Corriere del Veneto (Venezia e Mestre)

LO STATO E I SUOI SUPPLENTI

- Di Stefano Allievi

La provocazio­ne dell’imprendito­re Gian Lorenzo Marinese è di quelle capaci di disvelare un intero meccanismo, un mondo insieme di ipocrisia e di incompeten­za, mostrando quello che nessuno vede: che il re è nudo, anche se non lo vuole ammettere.

Ricordiamo i fatti. Marinese, titolare della Nova Facility, è un imprendito­re dell’accoglienz­a agli immigrati. Sì, fa business con gli immigrati: gestisce gli hub della «Serena» di Treviso, della «Zanusso» a Oderzo, e l’ex hotel Winkler a Vittorio Veneto. Con la sua società ha vinto anche un appalto che scotta: quello della base di Cona, soffiandol­a a un’impresa da tempo sotto inchiesta, la Ecofficina, poi diventata Edeco, legata ad alcuni ambienti di centrodest­ra. E non al massimo ribasso, riducendo servizi già scadentiss­imi: ma migliorand­o la qualità di un’accoglienz­a finora a livelli inaccettab­ili. Le nuove regole volute dal ministro dell’interno Salvini impongono tuttavia di rivedere tutti gli appalti non ancora attivati, per ridurre i costi: con il risultato paradossal­e che la base continuerà ad essere gestita da Edeco, nonostante il pessimo lavoro svolto e i pesantissi­mi rilievi della magistratu­ra, che coinvolgon­o anche alcune prefetture venete. Marinese dà persino ragione a Salvini nel dire che si può spendere di meno dei famosi 35 euro al giorno (anche se altri paesi spendono di più: la differenza è che non fanno accoglienz­a, limitandos­i a vitto e alloggio, ma curano processi di integrazio­ne culturale e lavorativa che funzionano).

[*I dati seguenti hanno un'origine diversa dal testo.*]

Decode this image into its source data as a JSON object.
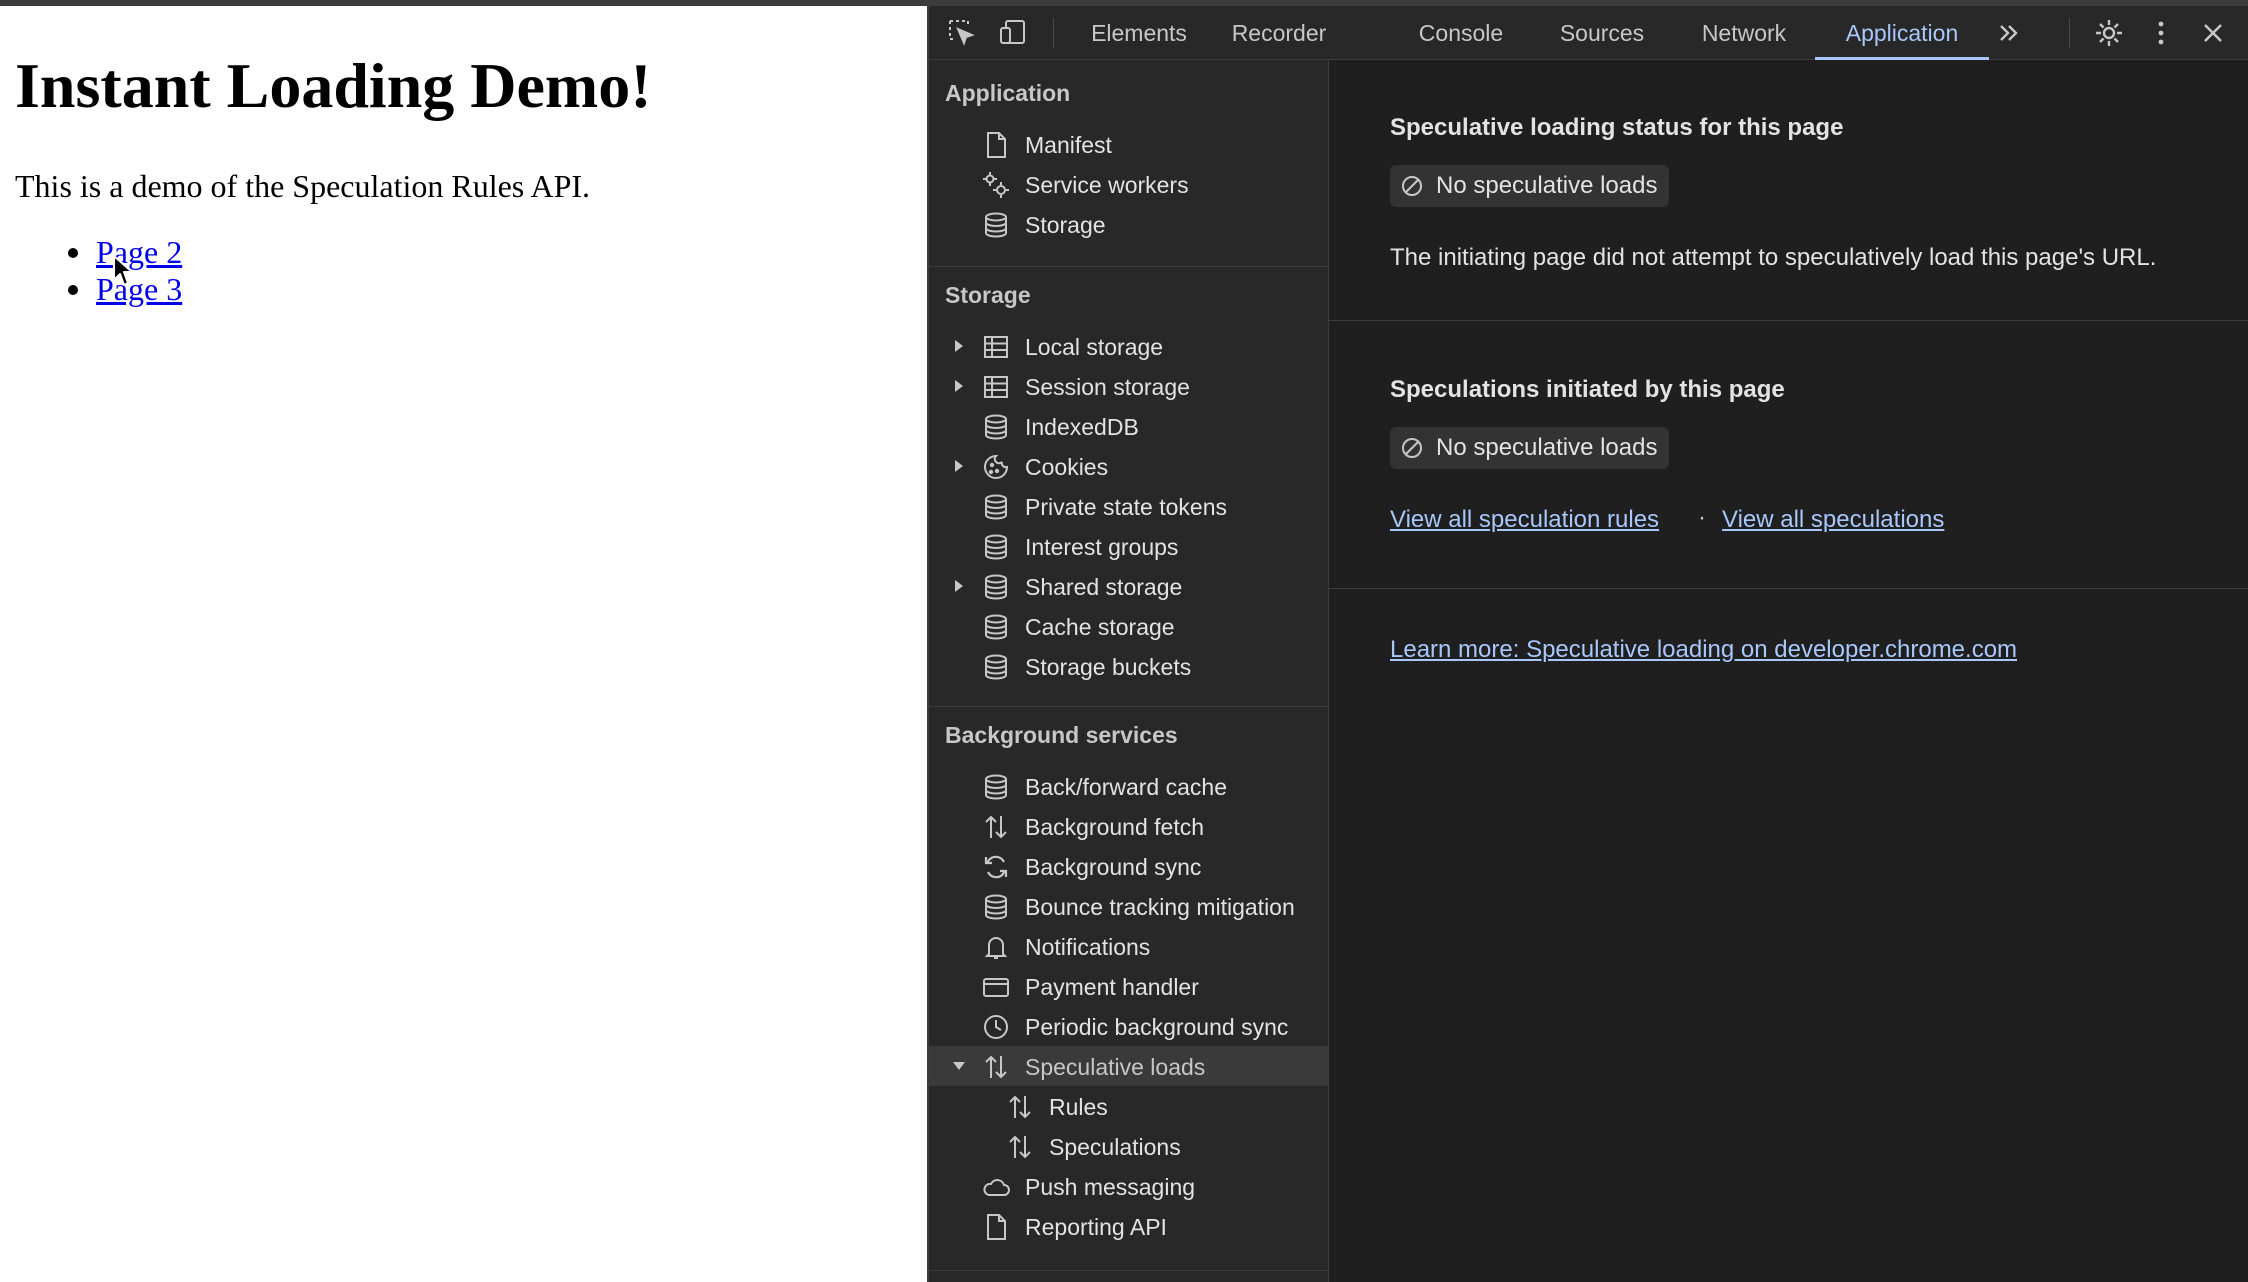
{
  "webpage": {
    "heading": "Instant Loading Demo!",
    "description": "This is a demo of the Speculation Rules API.",
    "links": [
      "Page 2",
      "Page 3"
    ]
  },
  "devtools": {
    "tabs": [
      "Elements",
      "Recorder",
      "Console",
      "Sources",
      "Network",
      "Application"
    ],
    "active_tab": "Application",
    "accent_color": "#a8c7fa",
    "sidebar": {
      "application": {
        "header": "Application",
        "items": [
          "Manifest",
          "Service workers",
          "Storage"
        ]
      },
      "storage": {
        "header": "Storage",
        "items": [
          "Local storage",
          "Session storage",
          "IndexedDB",
          "Cookies",
          "Private state tokens",
          "Interest groups",
          "Shared storage",
          "Cache storage",
          "Storage buckets"
        ]
      },
      "background": {
        "header": "Background services",
        "items": [
          "Back/forward cache",
          "Background fetch",
          "Background sync",
          "Bounce tracking mitigation",
          "Notifications",
          "Payment handler",
          "Periodic background sync",
          "Speculative loads",
          "Rules",
          "Speculations",
          "Push messaging",
          "Reporting API"
        ]
      }
    },
    "main": {
      "status_title": "Speculative loading status for this page",
      "status_badge": "No speculative loads",
      "status_message": "The initiating page did not attempt to speculatively load this page's URL.",
      "initiated_title": "Speculations initiated by this page",
      "initiated_badge": "No speculative loads",
      "link_rules": "View all speculation rules",
      "link_separator": "·",
      "link_speculations": "View all speculations",
      "learn_more": "Learn more: Speculative loading on developer.chrome.com"
    }
  }
}
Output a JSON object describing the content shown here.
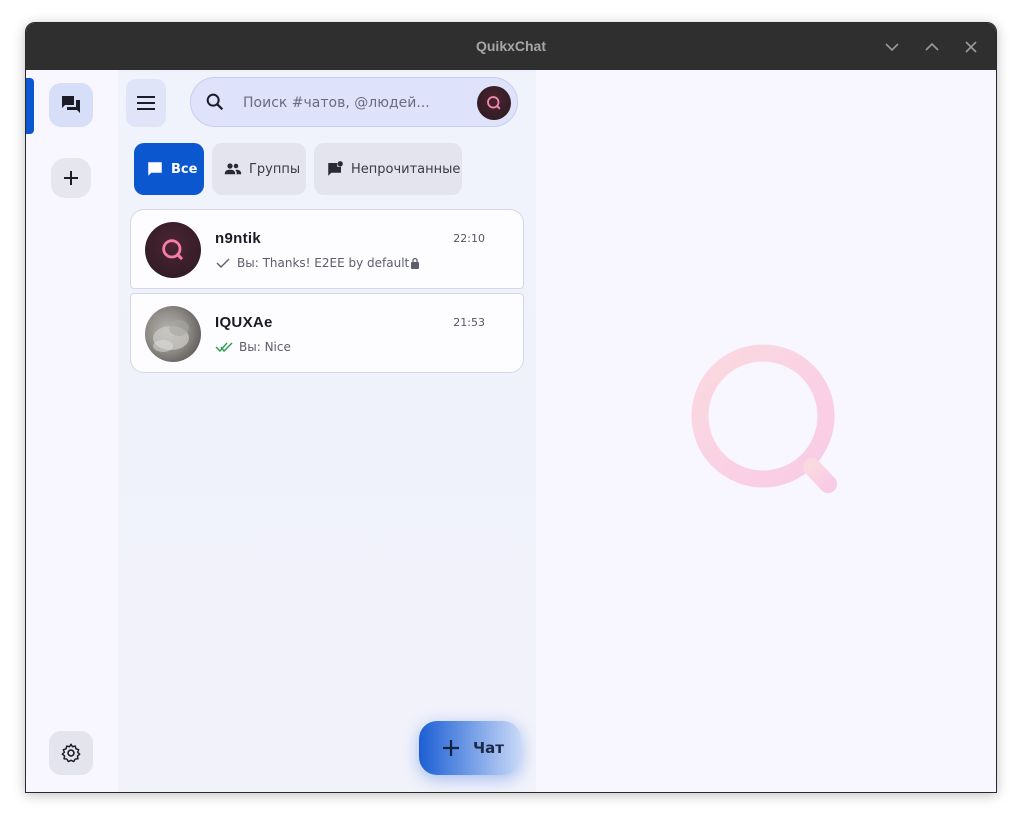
{
  "window": {
    "title": "QuikxChat",
    "controls": [
      "minimize",
      "maximize",
      "close"
    ]
  },
  "rail": {
    "items": [
      {
        "name": "chats",
        "icon": "chat-bubbles-icon",
        "active": true
      },
      {
        "name": "add",
        "icon": "plus-icon"
      },
      {
        "name": "settings",
        "icon": "gear-icon"
      }
    ]
  },
  "search": {
    "placeholder": "Поиск #чатов, @людей...",
    "value": ""
  },
  "filters": [
    {
      "label": "Все",
      "icon": "chat-icon",
      "active": true
    },
    {
      "label": "Группы",
      "icon": "group-icon",
      "active": false
    },
    {
      "label": "Непрочитанные",
      "icon": "unread-icon",
      "active": false
    }
  ],
  "chats": [
    {
      "name": "n9ntik",
      "time": "22:10",
      "preview": "Вы: Thanks! E2EE by default",
      "status": "sent",
      "encrypted": true
    },
    {
      "name": "IQUXAe",
      "time": "21:53",
      "preview": "Вы: Nice",
      "status": "read",
      "encrypted": false
    }
  ],
  "fab": {
    "label": "Чат",
    "icon": "plus-icon"
  },
  "colors": {
    "accent": "#0b57d0",
    "titlebar": "#2f2f2f",
    "logo_pink": "#f9c8dc",
    "read_check": "#2e9e4f"
  }
}
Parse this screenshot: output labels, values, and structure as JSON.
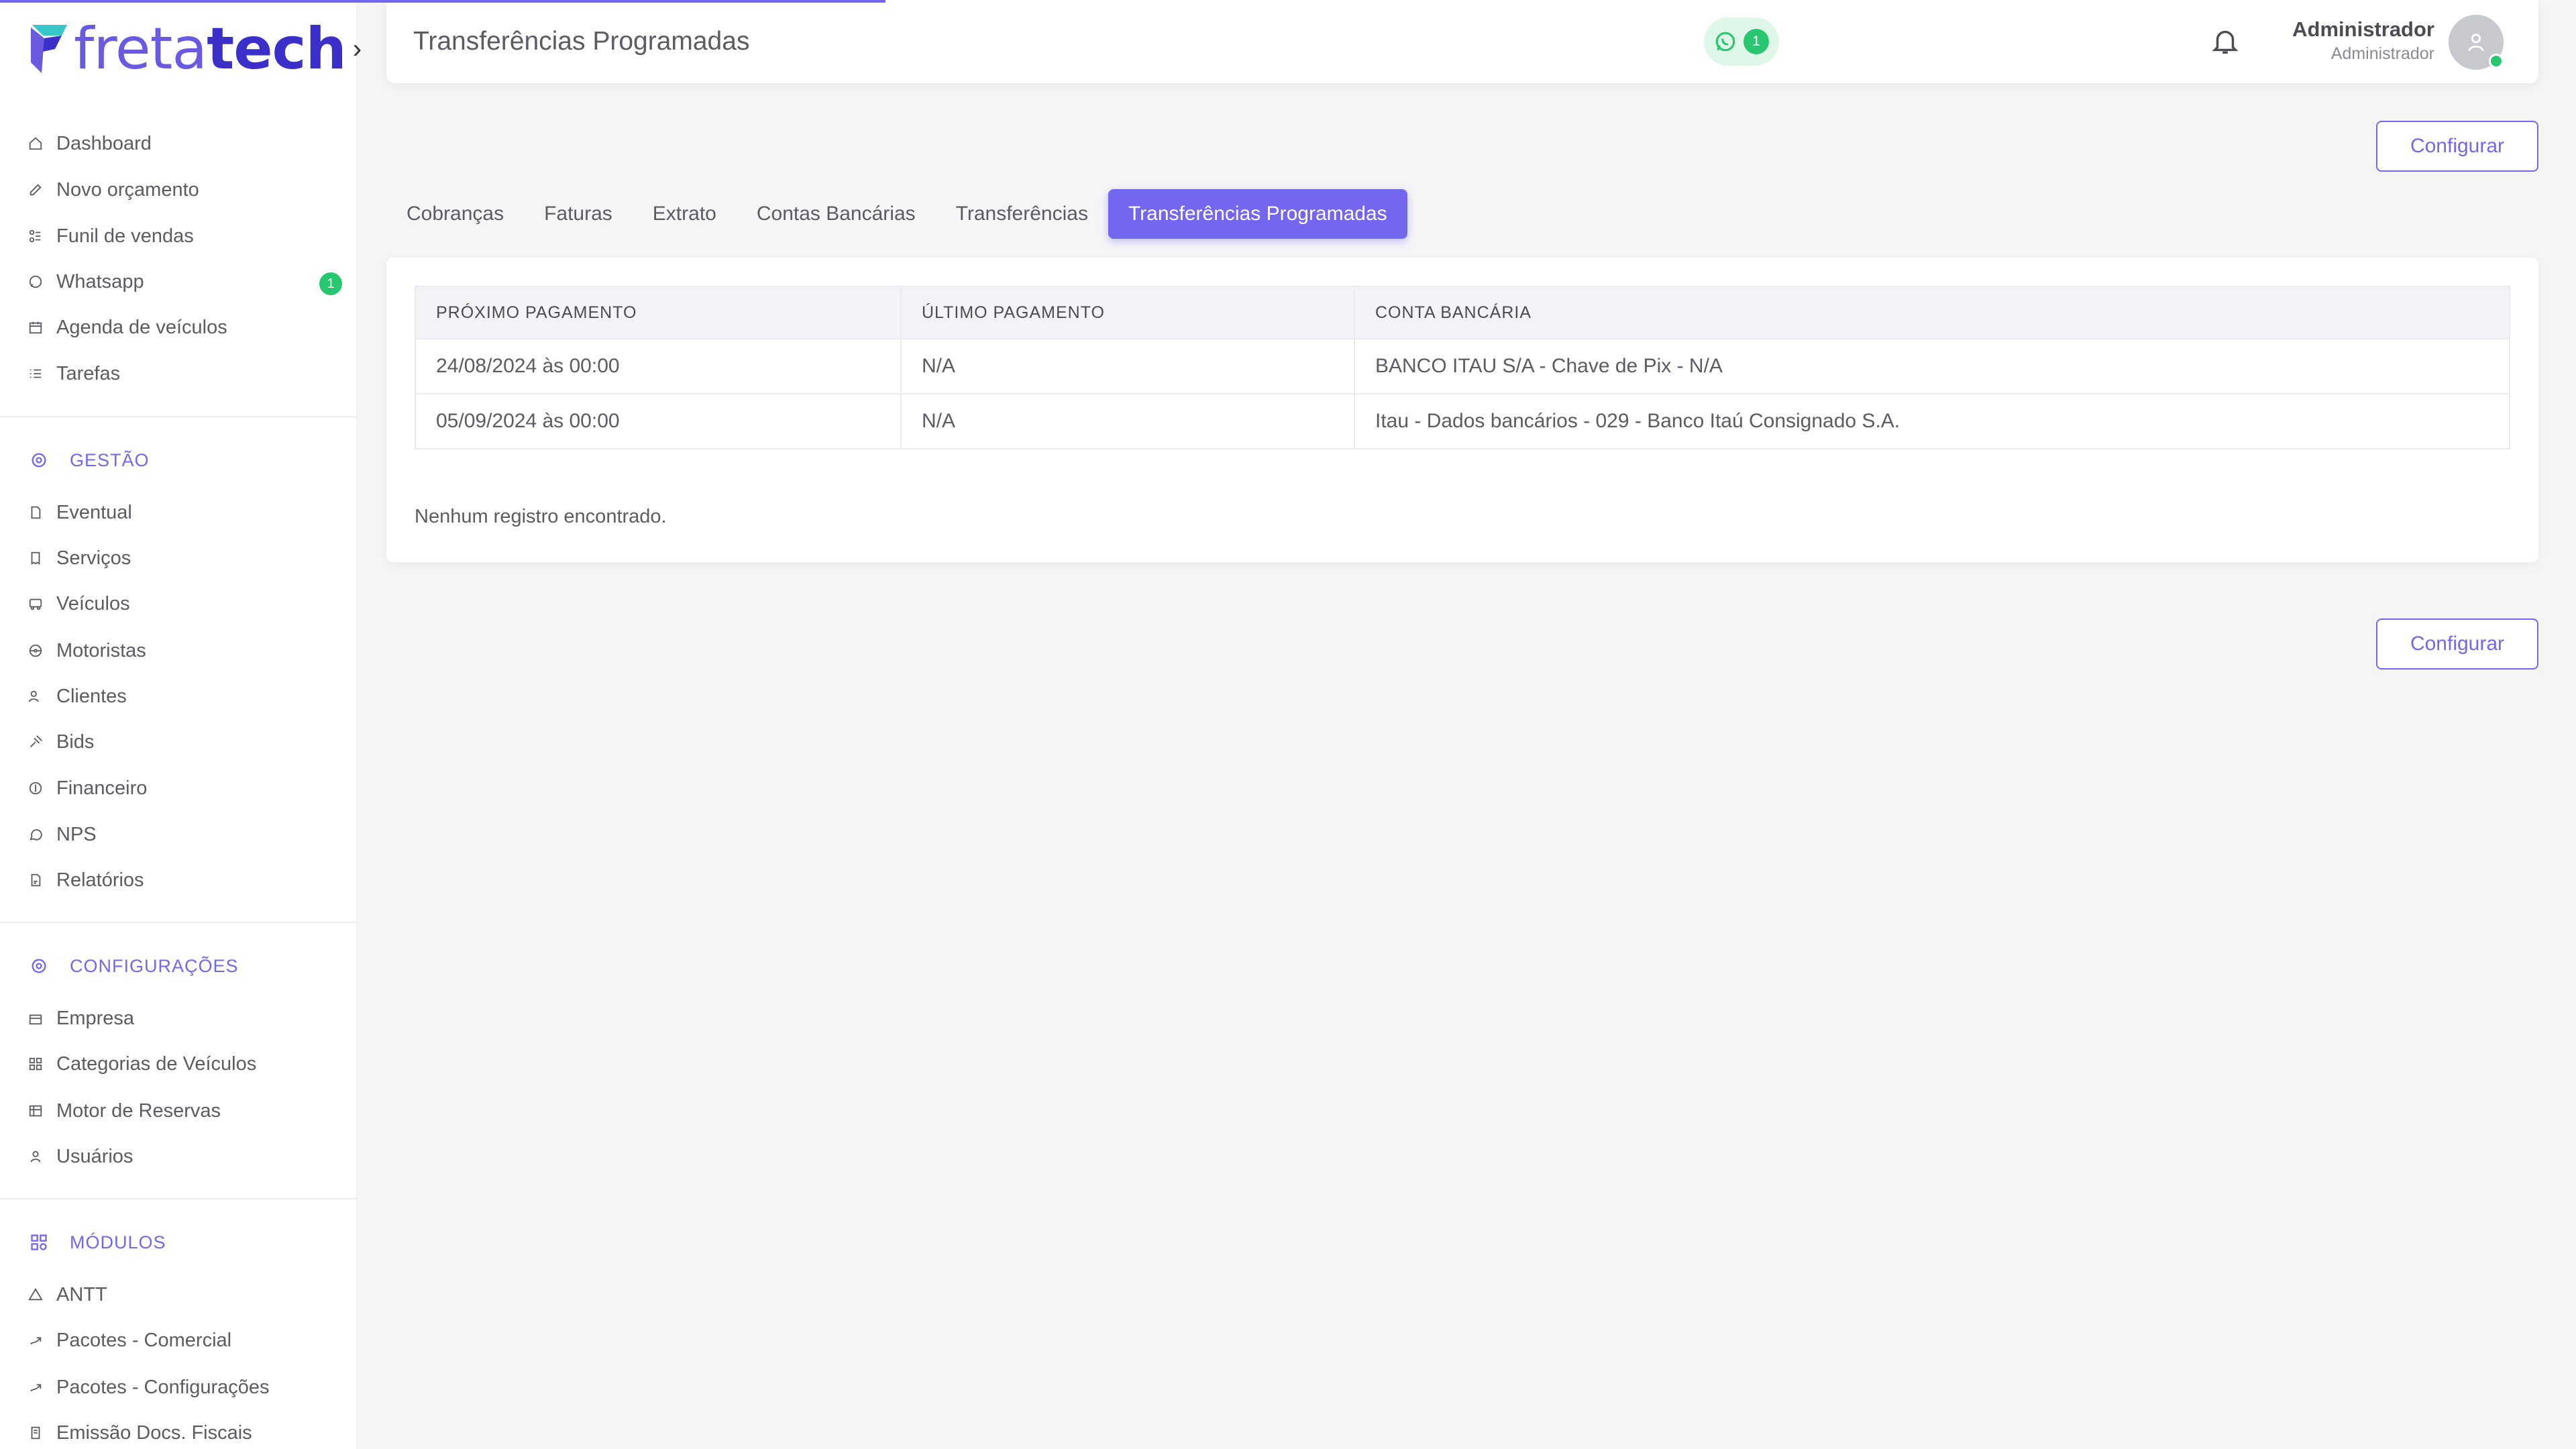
{
  "app": {
    "logo_text_thin": "freta",
    "logo_text_bold": "tech",
    "accent_color": "#7367f0",
    "success_color": "#28c76f"
  },
  "sidebar": {
    "main_items": [
      {
        "label": "Dashboard",
        "icon": "home-icon"
      },
      {
        "label": "Novo orçamento",
        "icon": "edit-icon"
      },
      {
        "label": "Funil de vendas",
        "icon": "funnel-icon"
      },
      {
        "label": "Whatsapp",
        "icon": "whatsapp-icon",
        "badge": "1"
      },
      {
        "label": "Agenda de veículos",
        "icon": "calendar-icon"
      },
      {
        "label": "Tarefas",
        "icon": "list-icon"
      }
    ],
    "gestao_title": "GESTÃO",
    "gestao_items": [
      {
        "label": "Eventual",
        "icon": "file-icon"
      },
      {
        "label": "Serviços",
        "icon": "receipt-icon"
      },
      {
        "label": "Veículos",
        "icon": "bus-icon"
      },
      {
        "label": "Motoristas",
        "icon": "steering-wheel-icon"
      },
      {
        "label": "Clientes",
        "icon": "users-icon"
      },
      {
        "label": "Bids",
        "icon": "gavel-icon"
      },
      {
        "label": "Financeiro",
        "icon": "coin-icon"
      },
      {
        "label": "NPS",
        "icon": "message-circle-icon"
      },
      {
        "label": "Relatórios",
        "icon": "report-icon"
      }
    ],
    "config_title": "CONFIGURAÇÕES",
    "config_items": [
      {
        "label": "Empresa",
        "icon": "building-icon"
      },
      {
        "label": "Categorias de Veículos",
        "icon": "category-icon"
      },
      {
        "label": "Motor de Reservas",
        "icon": "table-icon"
      },
      {
        "label": "Usuários",
        "icon": "user-icon"
      }
    ],
    "modulos_title": "MÓDULOS",
    "modulos_items": [
      {
        "label": "ANTT",
        "icon": "triangle-icon"
      },
      {
        "label": "Pacotes - Comercial",
        "icon": "package-icon"
      },
      {
        "label": "Pacotes - Configurações",
        "icon": "package-icon"
      },
      {
        "label": "Emissão Docs. Fiscais",
        "icon": "document-icon"
      }
    ]
  },
  "header": {
    "title": "Transferências Programadas",
    "whatsapp_count": "1",
    "user_name": "Administrador",
    "user_role": "Administrador"
  },
  "actions": {
    "configure_top": "Configurar",
    "configure_bottom": "Configurar"
  },
  "tabs": [
    {
      "label": "Cobranças",
      "active": false
    },
    {
      "label": "Faturas",
      "active": false
    },
    {
      "label": "Extrato",
      "active": false
    },
    {
      "label": "Contas Bancárias",
      "active": false
    },
    {
      "label": "Transferências",
      "active": false
    },
    {
      "label": "Transferências Programadas",
      "active": true
    }
  ],
  "table": {
    "headers": [
      "Próximo Pagamento",
      "Último Pagamento",
      "Conta Bancária"
    ],
    "rows": [
      [
        "24/08/2024 às 00:00",
        "N/A",
        "BANCO ITAU S/A - Chave de Pix - N/A"
      ],
      [
        "05/09/2024 às 00:00",
        "N/A",
        "Itau - Dados bancários - 029 - Banco Itaú Consignado S.A."
      ]
    ],
    "empty_message": "Nenhum registro encontrado."
  }
}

Dove sta allora la provocazio­ne? Come ha detto Marinese, nella proposta di regalare le quote societarie di Nova Facility (170 dipendenti, sette milioni di fatturato) allo Stato: in modo che la gestisca quest’ultimo, l’accoglienz­a, se è convinto che si possa fare di meglio e a meno.

Ecco: è questo che fa vedere che il re – lo Stato (ma anche la Regione) – è nudo. E’ qui che il disvelamen­to si compie: perché ha ragione l’imprendito­re.

Di principio, centri di accoglienz­a grossi come quelli gestiti da Nova Facility nemmeno dovrebbero esistere – se non come soluzione a breve termine, di puro smistament­o – se si vuole produrre non solo accoglienz­a ma integrazio­ne, cioè processi per cui una persona provenient­e da un altro paese, cultura e lingua impara a muoversi e, appunto, a integrarsi con successo in un contesto diverso, in autonomia. Infatti molte realtà del terzo settore si sono rifiutate di partecipar­e ai bandi di gestione di queste strutture, proprio perché consapevol­i che non rispondono allo scopo.

Se esistono è perché lo Stato – sull’onda dell’emergenza sbarchi degli anni scorsi – non sapeva cosa fare, e ha chiesto a dei privati di farsene carico. Chi fa questo lavoro ha svolto dunque un servizio che lo Stato non sapeva svolgere: andrebbe pagato e ringraziat­o, oltre che coordinato con linee guida stringenti e controllat­o ferreament­e dal punto di vista del servizio erogato, cosa che purtroppo non è avvenuta in passato e continua a non avvenire ora. Aggiungiam­o che se questi servizi sono stati necessari, è anche perché una Regione che chiede sempre maggiore autonomia su tutto, su questo tema si è ben guardata dal farlo, istigando anzi i sindaci a rifiutare persino l’accoglienz­a diffusa, che avrebbe reso questi hub sempliceme­nte inutili.

Ora, integrare i nuovi arrivati è un compito fondamenta­le dello Stato: come garantire l’alfabetizz­azione e l’istruzione di tutti.

Perché è un interesse della società evitare conflitti, favorire un inseriment­o funzionale e garantire più sicurezza. Bene: se lo Stato non lo fa, perché non è capace di farlo, non ha le strutture, la profession­alità e l’elasticità, e ha quindi abdicato al suo ruolo, niente di più normale che paghi chi lo fa al suo posto.

Indichi i protocolli, ne controlli l’esecuzione, e paghi il giusto: smettendo di criticare chi agisce, però. O altrimenti, abbia il coraggio di dire (e vale anche per le regioni): saprei farlo meglio, e a meno – lo faccio io. Ma basta con gli ipocriti slogan contro chi tutti i giorni fa ciò che lo Stato non sa fare ma, per il bene della società, è bene che sia fatto.